Thursday, March 12, 2009

Chinese Internet censorship has Confucian social roots; writers get around it with pictographic metaphors


Chinese intellectuals are taking advantage of the pictograph structure of their language to write allegorical stories that, in metaphor, criticize the power structures in “The Peoples Republic of Capitalism”. Michael Wines has a story on the front page of the New York Times (Thursday March 11, 2009), “Mythical Beast (a Dirty Pun) Tweaks China’s Web Censors” here.

The writings take the form of songs about an alpaca or similar creature.

Chinese discussion forums and individual blogs have been yanked quickly and automatically when government censorship robots find objectionable “political” content, but sometimes it is possible to avoid the censorship by writing in pictograms.

The Chinese censorship issue seems to go beyond the immediate concerns of a political power structure, although that is an obvious factor. It seems that Chinese society objects to the idea that an individual stands out without taking personal responsibility for family or others in a community first. This seems to be a Confucian moral idea that relates also to filial piety. It is actually more common in the United States, too, than people realize.

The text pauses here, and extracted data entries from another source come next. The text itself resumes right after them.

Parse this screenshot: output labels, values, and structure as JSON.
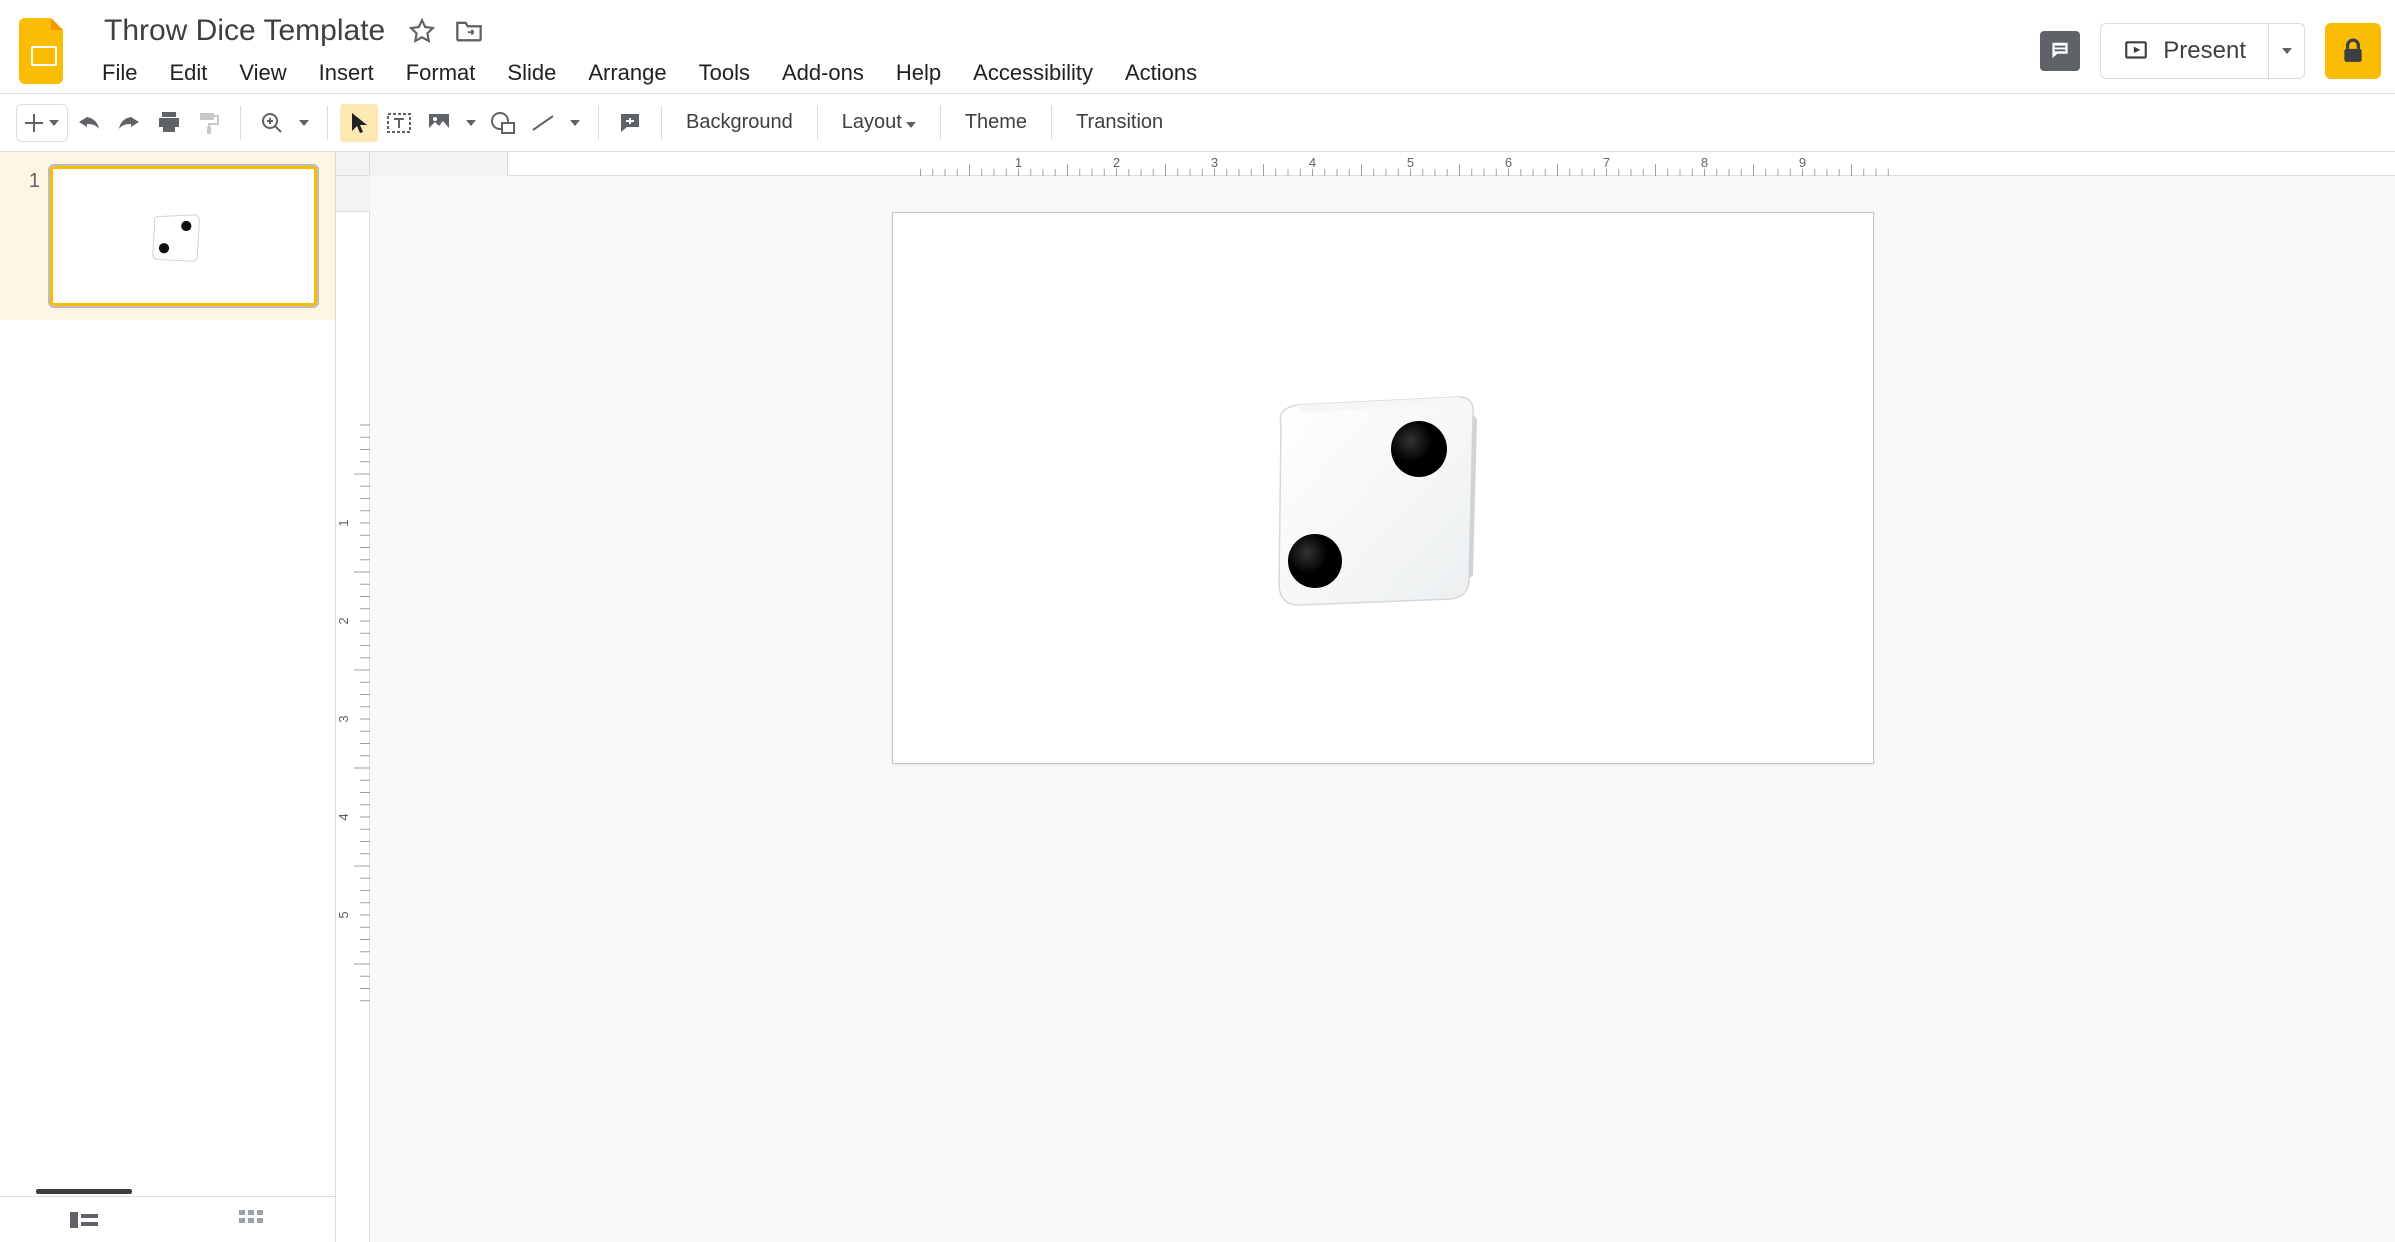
{
  "doc": {
    "title": "Throw Dice Template"
  },
  "menus": {
    "file": "File",
    "edit": "Edit",
    "view": "View",
    "insert": "Insert",
    "format": "Format",
    "slide": "Slide",
    "arrange": "Arrange",
    "tools": "Tools",
    "addons": "Add-ons",
    "help": "Help",
    "accessibility": "Accessibility",
    "actions": "Actions"
  },
  "header": {
    "present": "Present"
  },
  "toolbar": {
    "background": "Background",
    "layout": "Layout",
    "theme": "Theme",
    "transition": "Transition"
  },
  "filmstrip": {
    "slides": [
      {
        "number": "1"
      }
    ]
  },
  "ruler": {
    "h": [
      "1",
      "2",
      "3",
      "4",
      "5",
      "6",
      "7",
      "8",
      "9"
    ],
    "v": [
      "1",
      "2",
      "3",
      "4",
      "5"
    ]
  },
  "slide_content": {
    "dice_value": 2
  }
}
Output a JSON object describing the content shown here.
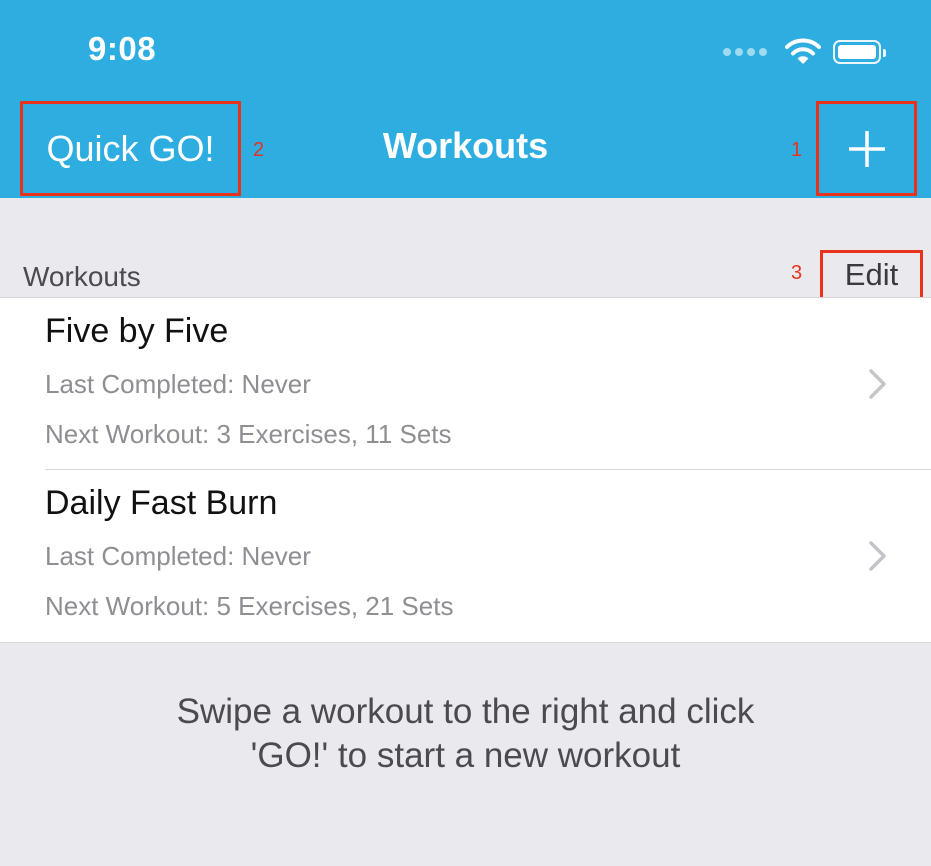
{
  "status_bar": {
    "time": "9:08"
  },
  "nav": {
    "left_button": "Quick GO!",
    "title": "Workouts",
    "right_button_icon": "plus-icon"
  },
  "markers": [
    "1",
    "2",
    "3"
  ],
  "section": {
    "title": "Workouts",
    "edit_label": "Edit"
  },
  "workouts": [
    {
      "name": "Five by Five",
      "last_completed": "Last Completed: Never",
      "next_workout": "Next Workout: 3 Exercises, 11 Sets"
    },
    {
      "name": "Daily Fast Burn",
      "last_completed": "Last Completed: Never",
      "next_workout": "Next Workout: 5 Exercises, 21 Sets"
    }
  ],
  "hint": {
    "line1": "Swipe a workout to the right and click",
    "line2": "'GO!' to start a new workout"
  },
  "colors": {
    "nav_background": "#2eade0",
    "annotation_red": "#e8321e",
    "page_background": "#e9e9ee"
  }
}
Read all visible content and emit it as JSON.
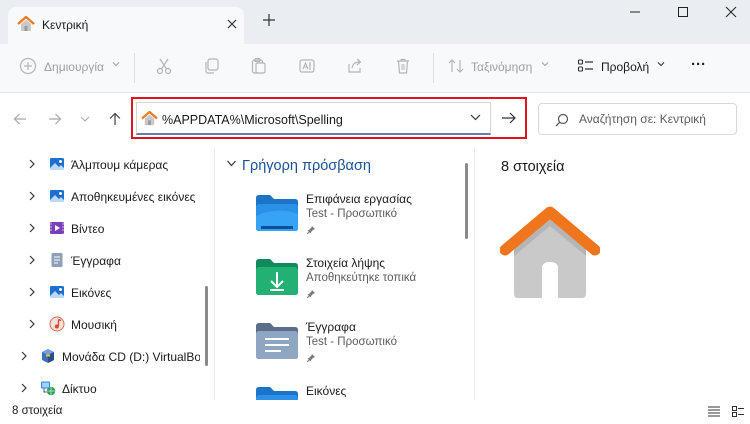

Chinese society is certainly authoritarian, and it seems like a strange mixture of capitalism, and pseudo-fascism and communism (they can co-occur). The Chinese know that a rising standard of living will require "inequality" so they tend to require personal socialization (before standing out and being notices) as a way of installing some sort of "moral balance." Asian societies often place a lot of emphasis on the moral significance of individual "duty." By keeping the demands for socialization high, the Chinese believe they promote stability. For example, Ted Koppel reported last summer that the Chinese tolerate gay bars, but that most "gay men" have to "go straight" and marry and have one child after age 30, so that they have a "standing" or "stake" in material progress. Political speech, as opposed to commercial activity that would actually make money, is seen as self-indulgent and simply disruptive. It sounds antithetical to Western ideas of free speech, but actually things were this way in the United States until the 1960s. The Chinese might also fear that political speech could become nihilistic, and actually bring back the extreme Leftist ideas like "cultural revolution" that happened during the pure Communist past.

Other important news stories today report that China is buying up caches of crude oil in order to be ready when the West begins its economic recovery.